Third, ISO-NE stated its intention to work with stakeholders to develop long-term market rule changes to address system resiliency considering significant reliability risks identified in ISO-NE’s January 2018 fuel security report. Changes to market rules are necessary because critical units to the region, such as Mystic Units 8 and 9, cannot recover future operating costs, including the cost of procuring fuel. In its July 2, 2018 order, FERC ordered ISO-NE to make a filing by July 1, 2019 proposing permanent tariff revisions that would improve its market design to better address regional fuel security concerns.
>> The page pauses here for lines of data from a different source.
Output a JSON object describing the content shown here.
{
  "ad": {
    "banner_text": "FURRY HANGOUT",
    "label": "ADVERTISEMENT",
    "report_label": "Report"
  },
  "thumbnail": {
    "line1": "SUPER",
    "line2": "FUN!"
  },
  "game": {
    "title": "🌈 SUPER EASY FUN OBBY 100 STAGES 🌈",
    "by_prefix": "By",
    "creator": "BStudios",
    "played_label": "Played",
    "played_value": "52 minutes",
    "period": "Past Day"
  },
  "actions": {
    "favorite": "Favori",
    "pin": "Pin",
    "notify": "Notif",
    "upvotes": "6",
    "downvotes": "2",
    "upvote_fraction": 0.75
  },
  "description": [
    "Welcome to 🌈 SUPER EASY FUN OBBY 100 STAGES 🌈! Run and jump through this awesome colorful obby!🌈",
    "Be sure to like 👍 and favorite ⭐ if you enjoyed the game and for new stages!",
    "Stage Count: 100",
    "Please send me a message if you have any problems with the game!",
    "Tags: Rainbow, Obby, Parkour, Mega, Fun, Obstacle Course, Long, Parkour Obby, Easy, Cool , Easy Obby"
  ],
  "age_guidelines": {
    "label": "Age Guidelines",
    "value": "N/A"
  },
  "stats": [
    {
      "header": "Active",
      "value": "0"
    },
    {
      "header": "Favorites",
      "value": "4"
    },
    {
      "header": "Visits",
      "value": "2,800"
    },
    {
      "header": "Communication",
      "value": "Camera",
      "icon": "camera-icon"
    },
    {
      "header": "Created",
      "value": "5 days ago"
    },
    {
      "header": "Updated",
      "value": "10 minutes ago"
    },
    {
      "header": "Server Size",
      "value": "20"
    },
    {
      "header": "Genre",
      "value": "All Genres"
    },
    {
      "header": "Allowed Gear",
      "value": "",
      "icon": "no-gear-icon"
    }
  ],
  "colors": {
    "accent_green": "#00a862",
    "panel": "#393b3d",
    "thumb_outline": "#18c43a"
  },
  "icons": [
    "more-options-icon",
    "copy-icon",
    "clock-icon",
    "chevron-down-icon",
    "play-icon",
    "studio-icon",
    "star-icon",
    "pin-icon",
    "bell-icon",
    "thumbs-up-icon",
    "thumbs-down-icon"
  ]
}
In January 2019, ISO-NE has indicated that it intends to seek an extension of the deadline for this filing to November 15, 2019.
On May 16, 2018, Generation made a filing with FERC to establish cost-of-service compensation and terms and conditions of service for Mystic Units 8 and 9 for the period between June 1, 2022 - May 31, 2024. Among the costs included in the filing are costs associated with the Everett Marine Terminal. On December 20, 2018, FERC issued an order accepting the cost of service agreement reflecting a number of adjustments to the annual fixed revenue requirement and allowing for recovery of a substantial portion of the costs associated with the Everett Marine Terminal. FERC also directed a paper hearing on ROE using a new methodology. Initial and reply briefs on ROE will be due on April 18, 2019 and July 18, 2019. These will be reflected in a compliance filing due February 18, 2019. On January 4, 2019, Generation notified ISO-NE that it will participate in the Forward Capacity Market auction for the 2022 - 2023 capacity commitment period. In addition, on January 22, 2019, Exelon and several other parties filed requests for rehearing of certain findings of the December 20, 2018 order. The request for rehearing does not alter Generation's commitment to participate in the Forward Capacity Auction for the 2022-2023 capacity commitment period.
The following table provides the balance sheet amounts as of December 31, 2018 for Generation’s significant assets and liabilities associated with the Mystic Units 8 and 9 and Everett Marine Terminal assets that would potentially be impacted by a decision to permanently cease generation operations.
 
 
December 31, 2018
Asset Balances
 
 
Materials and supplies inventory
 
$
30

Fuel inventory
 
20

Completed plant, net
 
901

Construction work in progress
 
9

Liability Balances
 
 
Asset retirement obligation
 
(1
)

To ensure the continued reliable supply of fuel to Mystic Units 8 and 9 while they remain operating, on October 1, 2018, Generation acquired the Everett Marine Terminal in Massachusetts for a purchase price of $81 million, with the majority of the fair value allocated to Property, plant and equipment and no goodwill recorded.  Generation also settled its existing long-term gas supply agreement, resulting in a pre-tax gain of $75 million, which is included within Purchased power and fuel expense in Exelon’s and Generation’s Consolidated Statements of Operations and Comprehensive Income.